The new sea mouth caused a reduction in the water depth of the lagoon, created a depletion of fish, crab and shrimp,
and increased the practice of aquaculture, changing the traditional fishing practices of the lagoon.
Fishers were forced to take out high-interest loans and out-migration became significantly more common.
Ongoing conflicts between traditional fisher folks and the non-fishers have alienated the traditional fisher folks from the Lagoon through the breakdown of
fishing-based livelihoods and large-scale occupational displacement of traditional fishers. The local traditional fishing village institutions collapsed,
providing no support to the fishers as well as their fish cooperatives. Fisher federations were weakened or completely broke down.
Fishing livelihoods are no longer able to support traditional fishers.
NIRMAN collaborated with the University of Waterloo, Canada and the Chilika Fisher Federation to organize a two days’ workshop to create debate
and build public opinion on strengthening the human-environment system of the Lagoon. A poetry book titled Ardhasatabdir Chilika was published which vividly
depicts the natural grandeur of Chilika, every creature nurtured by it, its enchanting water, the islands, and hamlets peripheral to it,
numerous migratory birds, and varieties of fishes playing in its waters. It highlights the picture of ecological foundations of fishing societies and
cultures in and around Chilika. These poems stand testimony to the fact that the human and the natural environments they depend upon are highly integral and virtually inseparable.

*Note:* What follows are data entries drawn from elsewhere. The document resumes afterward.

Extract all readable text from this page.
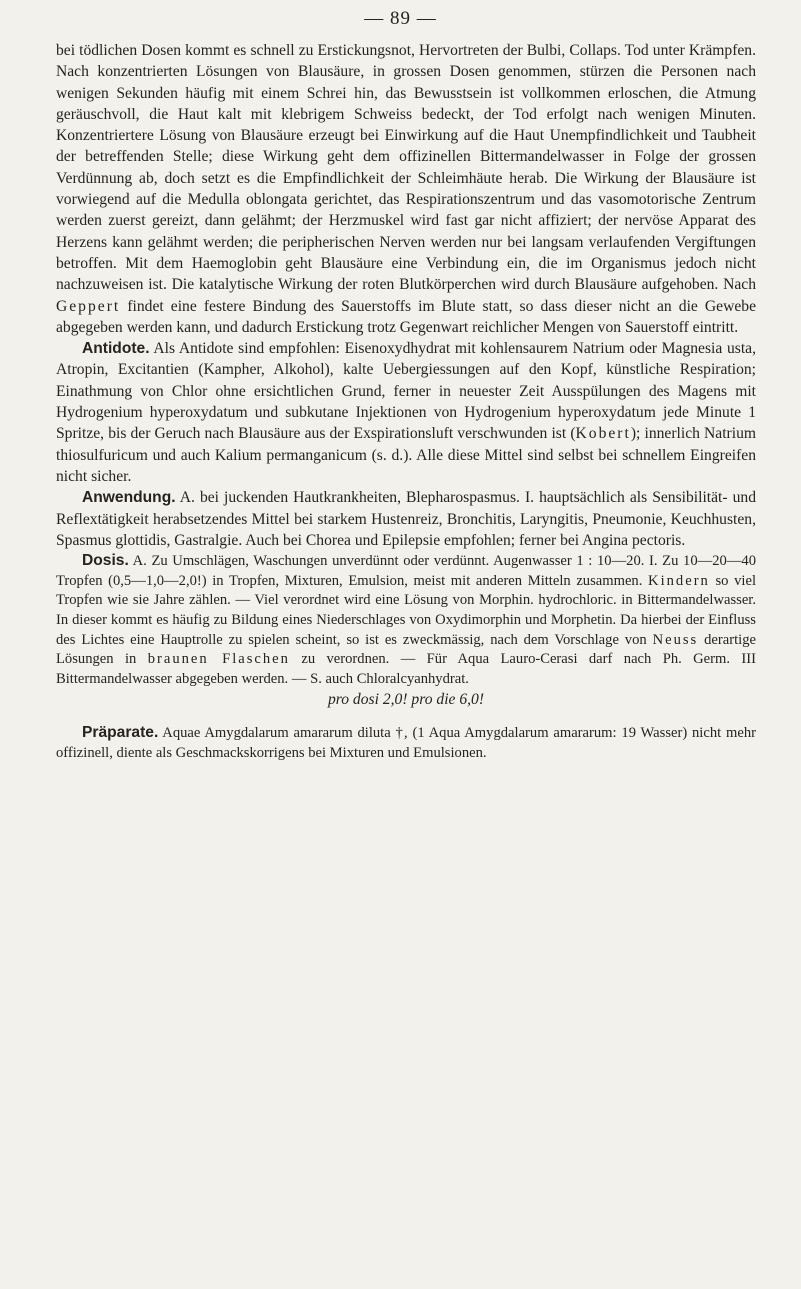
— 89 —

bei tödlichen Dosen kommt es schnell zu Erstickungsnot, Hervortreten der Bulbi, Collaps. Tod unter Krämpfen. Nach konzentrierten Lösungen von Blausäure, in grossen Dosen genommen, stürzen die Personen nach wenigen Sekunden häufig mit einem Schrei hin, das Bewusstsein ist vollkommen erloschen, die Atmung geräuschvoll, die Haut kalt mit klebrigem Schweiss bedeckt, der Tod erfolgt nach wenigen Minuten. Konzentriertere Lösung von Blausäure erzeugt bei Einwirkung auf die Haut Unempfindlichkeit und Taubheit der betreffenden Stelle; diese Wirkung geht dem offizinellen Bittermandelwasser in Folge der grossen Verdünnung ab, doch setzt es die Empfindlichkeit der Schleimhäute herab. Die Wirkung der Blausäure ist vorwiegend auf die Medulla oblongata gerichtet, das Respirationszentrum und das vasomotorische Zentrum werden zuerst gereizt, dann gelähmt; der Herzmuskel wird fast gar nicht affiziert; der nervöse Apparat des Herzens kann gelähmt werden; die peripherischen Nerven werden nur bei langsam verlaufenden Vergiftungen betroffen. Mit dem Haemoglobin geht Blausäure eine Verbindung ein, die im Organismus jedoch nicht nachzuweisen ist. Die katalytische Wirkung der roten Blutkörperchen wird durch Blausäure aufgehoben. Nach Geppert findet eine festere Bindung des Sauerstoffs im Blute statt, so dass dieser nicht an die Gewebe abgegeben werden kann, und dadurch Erstickung trotz Gegenwart reichlicher Mengen von Sauerstoff eintritt.

Antidote. Als Antidote sind empfohlen: Eisenoxydhydrat mit kohlensaurem Natrium oder Magnesia usta, Atropin, Excitantien (Kampher, Alkohol), kalte Uebergiessungen auf den Kopf, künstliche Respiration; Einathmung von Chlor ohne ersichtlichen Grund, ferner in neuester Zeit Ausspülungen des Magens mit Hydrogenium hyperoxydatum und subkutane Injektionen von Hydrogenium hyperoxydatum jede Minute 1 Spritze, bis der Geruch nach Blausäure aus der Exspirationsluft verschwunden ist (Kobert); innerlich Natrium thiosulfuricum und auch Kalium permanganicum (s. d.). Alle diese Mittel sind selbst bei schnellem Eingreifen nicht sicher.

Anwendung. A. bei juckenden Hautkrankheiten, Blepharospasmus. I. hauptsächlich als Sensibilität- und Reflextätigkeit herabsetzendes Mittel bei starkem Hustenreiz, Bronchitis, Laryngitis, Pneumonie, Keuchhusten, Spasmus glottidis, Gastralgie. Auch bei Chorea und Epilepsie empfohlen; ferner bei Angina pectoris.

Dosis. A. Zu Umschlägen, Waschungen unverdünnt oder verdünnt. Augenwasser 1 : 10—20. I. Zu 10—20—40 Tropfen (0,5—1,0—2,0!) in Tropfen, Mixturen, Emulsion, meist mit anderen Mitteln zusammen. Kindern so viel Tropfen wie sie Jahre zählen. — Viel verordnet wird eine Lösung von Morphin. hydrochloric. in Bittermandelwasser. In dieser kommt es häufig zu Bildung eines Niederschlages von Oxydimorphin und Morphetin. Da hierbei der Einfluss des Lichtes eine Hauptrolle zu spielen scheint, so ist es zweckmässig, nach dem Vorschlage von Neuss derartige Lösungen in braunen Flaschen zu verordnen. — Für Aqua Lauro-Cerasi darf nach Ph. Germ. III Bittermandelwasser abgegeben werden. — S. auch Chloralcyanhydrat.

pro dosi 2,0! pro die 6,0!

Präparate. Aquae Amygdalarum amararum diluta †, (1 Aqua Amygdalarum amararum: 19 Wasser) nicht mehr offizinell, diente als Geschmackskorrigens bei Mixturen und Emulsionen.
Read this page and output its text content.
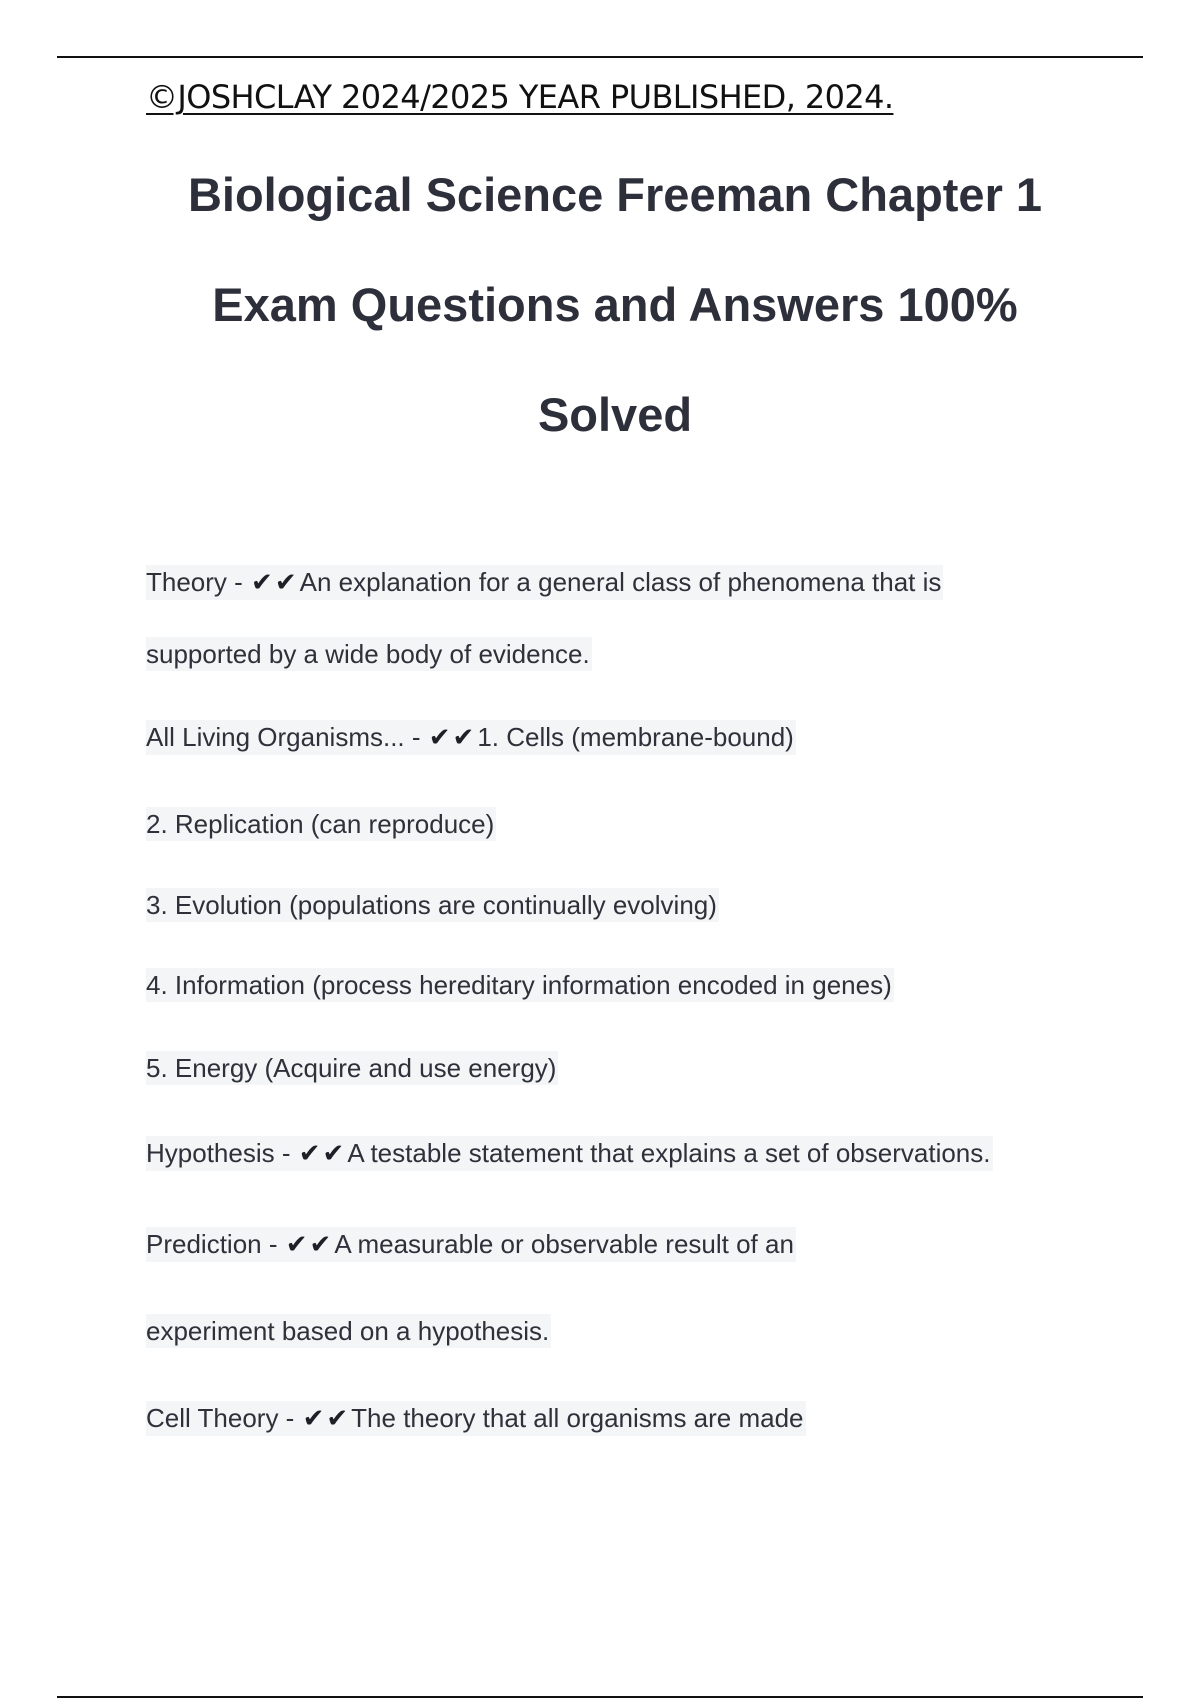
©JOSHCLAY 2024/2025 YEAR PUBLISHED, 2024.

Biological Science Freeman Chapter 1
Exam Questions and Answers 100%
Solved

Theory - ✔✔ An explanation for a general class of phenomena that is

supported by a wide body of evidence.

All Living Organisms... - ✔✔ 1. Cells (membrane-bound)

2. Replication (can reproduce)

3. Evolution (populations are continually evolving)

4. Information (process hereditary information encoded in genes)

5. Energy (Acquire and use energy)

Hypothesis - ✔✔ A testable statement that explains a set of observations.

Prediction - ✔✔ A measurable or observable result of an

experiment based on a hypothesis.

Cell Theory - ✔✔ The theory that all organisms are made
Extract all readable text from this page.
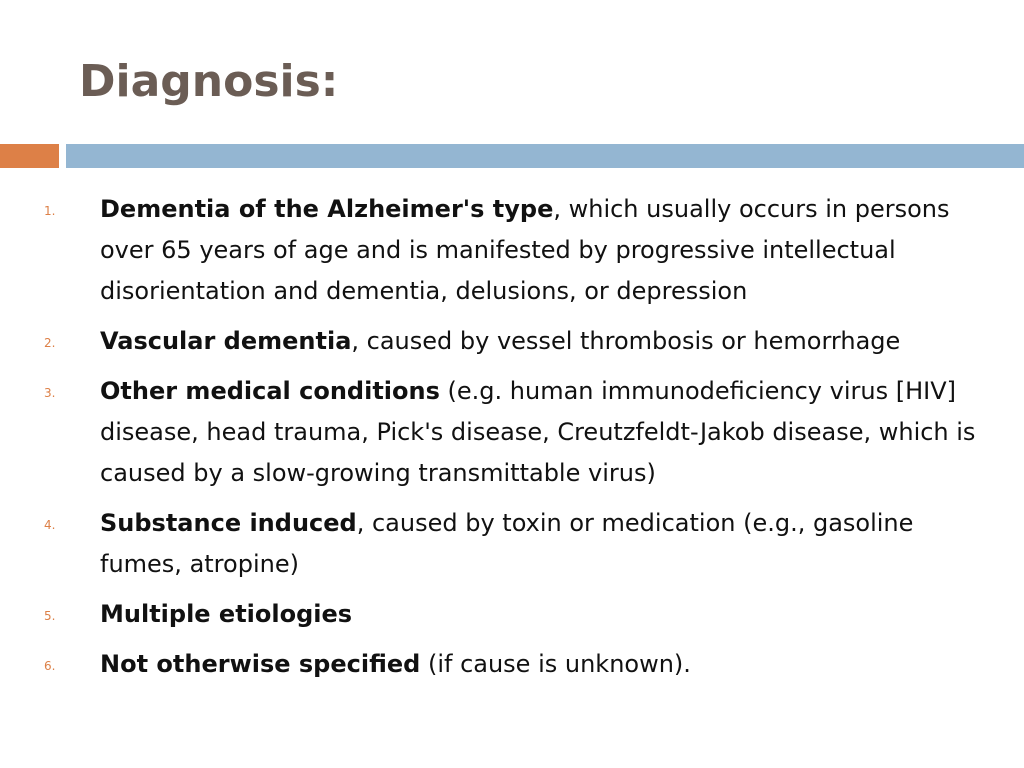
Diagnosis:
1. Dementia of the Alzheimer's type, which usually occurs in persons over 65 years of age and is manifested by progressive intellectual disorientation and dementia, delusions, or depression
2. Vascular dementia, caused by vessel thrombosis or hemorrhage
3. Other medical conditions (e.g. human immunodeficiency virus [HIV] disease, head trauma, Pick's disease, Creutzfeldt-Jakob disease, which is caused by a slow-growing transmittable virus)
4. Substance induced, caused by toxin or medication (e.g., gasoline fumes, atropine)
5. Multiple etiologies
6. Not otherwise specified (if cause is unknown).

NIRMAN also collaborated with both the University of Waterloo, Canada and the Indian Institute of Technology, Kharagpur for a Field School on Environmental
Change and Governance: Coastal Wellbeing and Ecosystem Services Amidst Rapid Change that took place at Chilika Lagoon, Badakul, India. Over the span of the
5 day field school graduate students from IIT Kharagpur and the University of Waterloo, faculty members from both institutes, NIRMAN program staff,
fisher community leaders, and government marine and coastal department officials came together in order to learn and understand many concepts and
approaches in coastal environmental change, human wellbeing, ecosystem services, and governance as well as to conduct surveys in local fishing villages in
order to evaluate general wellbeing.
NIRMAN has also organized a number of policy workshops and discussion forums on Chilika in the last several years.
Prominent among those were 1) The Future of Chilika Lagoon (2016), 2) State-level Consultation on Operationalizing the Voluntary Guidelines for Securing
Sustainable Small-Scale Fisheries in the Context of Food Security and Poverty Eradication Food and Agriculture Organization of the United Nations (2015), 3)
Human-Environment relationship in Chilika (2013).
As part of our ongoing collaboration with the University of Waterloo, Canada, NIRMAN has hosted a number of graduate and undergraduate thesis
students and interns over the past years. They include: Masters in Sustainability Management students, Ashok Selvaraj on ‘Social-ecological system
change and adaptation: A case of Chilika lagoon small-scale fishery, India’ (2014) and Fatima Noor Khan on ‘Women and Environmental Change:
A Case Study of Small-Scale Fisheries in Chilika Lagoon’; International Development thesis students Kaitlin Murray on ‘The role of forest governance
in food and livelihood security: A case study of NIRMAN, Odisha, India’ and Patricia Crisan Szabo on ‘Rapid environmental change,
mental health and wellbeing in Chilika Lagoon, India’; Master of Development Practice students Rebecca Armour and Rebecca Thomson as interns.
NIRMAN plans to continue work in Chilika Lagoon area through research, advocacy and information dissemination processes.